Die Augsburger Missbrauchsuntersuchung ist laut der Aufarbeitungskommission eine vertiefte Auswertung des der MHG-Studie zugrundeliegenden Datenbestandes für das Bistum. Die MHG-Studie hatte die Deutsche Bischofskonferenz (DBK) in Auftrag gegeben, um das Ausmaß des sexuellen Missbrauchs in der katholischen Kirche in Deutschland zu ermitteln. Sie war 2018 veröffentlicht worden.

Kritik an Kritikern

Die Aufarbeitungskommission wehrt sich gegen die Kritik der Historiker. Der Vorsitzende Hubert Paul sagte der Katholischen Nachrichten-Agentur (KNA), die in der Augsburger Studie stehenden Tatschilderungen entsprächen den Aussagen der Betroffenen. "Ein erneutes 'Hören' war schon von daher obsolet, ungeachtet des von eventuellen Kritikern völlig übersehenen Retraumatisierungsrisikos."

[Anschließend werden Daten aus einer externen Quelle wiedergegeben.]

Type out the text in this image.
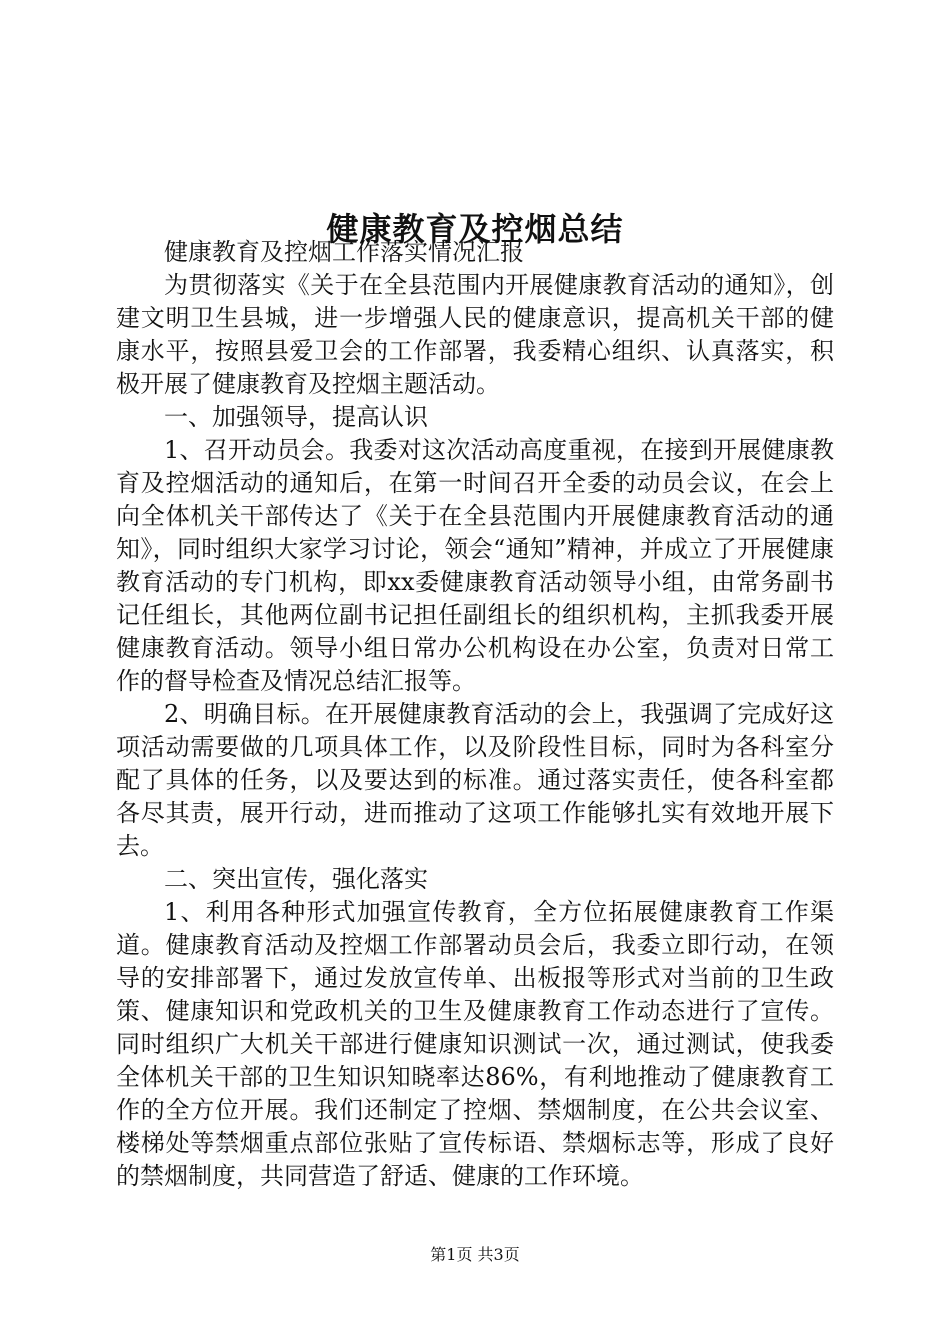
健康教育及控烟总结

健康教育及控烟工作落实情况汇报

为贯彻落实《关于在全县范围内开展健康教育活动的通知》，创建文明卫生县城，进一步增强人民的健康意识，提高机关干部的健康水平，按照县爱卫会的工作部署，我委精心组织、认真落实，积极开展了健康教育及控烟主题活动。

一、加强领导，提高认识

1、召开动员会。我委对这次活动高度重视，在接到开展健康教育及控烟活动的通知后，在第一时间召开全委的动员会议，在会上向全体机关干部传达了《关于在全县范围内开展健康教育活动的通知》，同时组织大家学习讨论，领会“通知”精神，并成立了开展健康教育活动的专门机构，即xx委健康教育活动领导小组，由常务副书记任组长，其他两位副书记担任副组长的组织机构，主抓我委开展健康教育活动。领导小组日常办公机构设在办公室，负责对日常工作的督导检查及情况总结汇报等。

2、明确目标。在开展健康教育活动的会上，我强调了完成好这项活动需要做的几项具体工作，以及阶段性目标，同时为各科室分配了具体的任务，以及要达到的标准。通过落实责任，使各科室都各尽其责，展开行动，进而推动了这项工作能够扎实有效地开展下去。

二、突出宣传，强化落实

1、利用各种形式加强宣传教育，全方位拓展健康教育工作渠道。健康教育活动及控烟工作部署动员会后，我委立即行动，在领导的安排部署下，通过发放宣传单、出板报等形式对当前的卫生政策、健康知识和党政机关的卫生及健康教育工作动态进行了宣传。同时组织广大机关干部进行健康知识测试一次，通过测试，使我委全体机关干部的卫生知识知晓率达86%，有利地推动了健康教育工作的全方位开展。我们还制定了控烟、禁烟制度，在公共会议室、楼梯处等禁烟重点部位张贴了宣传标语、禁烟标志等，形成了良好的禁烟制度，共同营造了舒适、健康的工作环境。

第1页 共3页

Bild: ©KNA/Harald Oppitz (Archivbild)

Die 2018 vorgestellte MHG-Studie.

Paul ergänzte, aufgrund der Ergebnisse früherer Aufarbeitungsprojekte im Bistum bestätigten externe Archivalien allenfalls äußere Fakten; nie hätten sie Anhaltspunkte für Missbrauchsgeschehen geboten. "Strafrechtliche Unterlagen wiederum fanden sich weit über die Aufbewahrungsfristen staatlicher Organe hinaus in den Personalakten der verurteilten Täter." Kontextualisierung habe man methodisch bewusst außen vor gelassen, "da diese keinen zusätzlichen Erkenntniswert für das Bistum Augsburg erbracht hätte. Dazu liegen bereits Studien vor; die Struktur der Bistümer ist zumindest für den Bereich der alten BRD nahezu identisch."

Weitere Studie

Die Diözese verweist ihrerseits darauf, dass die Erfahrung der Betroffenen derzeit in einer eigenen Studie der Ludwig-Maximilians-Universität München untersucht werde. Damit würden in Augsburg am Ende zwei Studien vorgelegt: eine mit dem Fokus Täter/Verantwortungsträger, die andere mit dem Schwerpunkt Betroffene. "Dieser umfassende Ansatz dürfte für die Aufarbeitung des Missbrauchs beispielgebend sein."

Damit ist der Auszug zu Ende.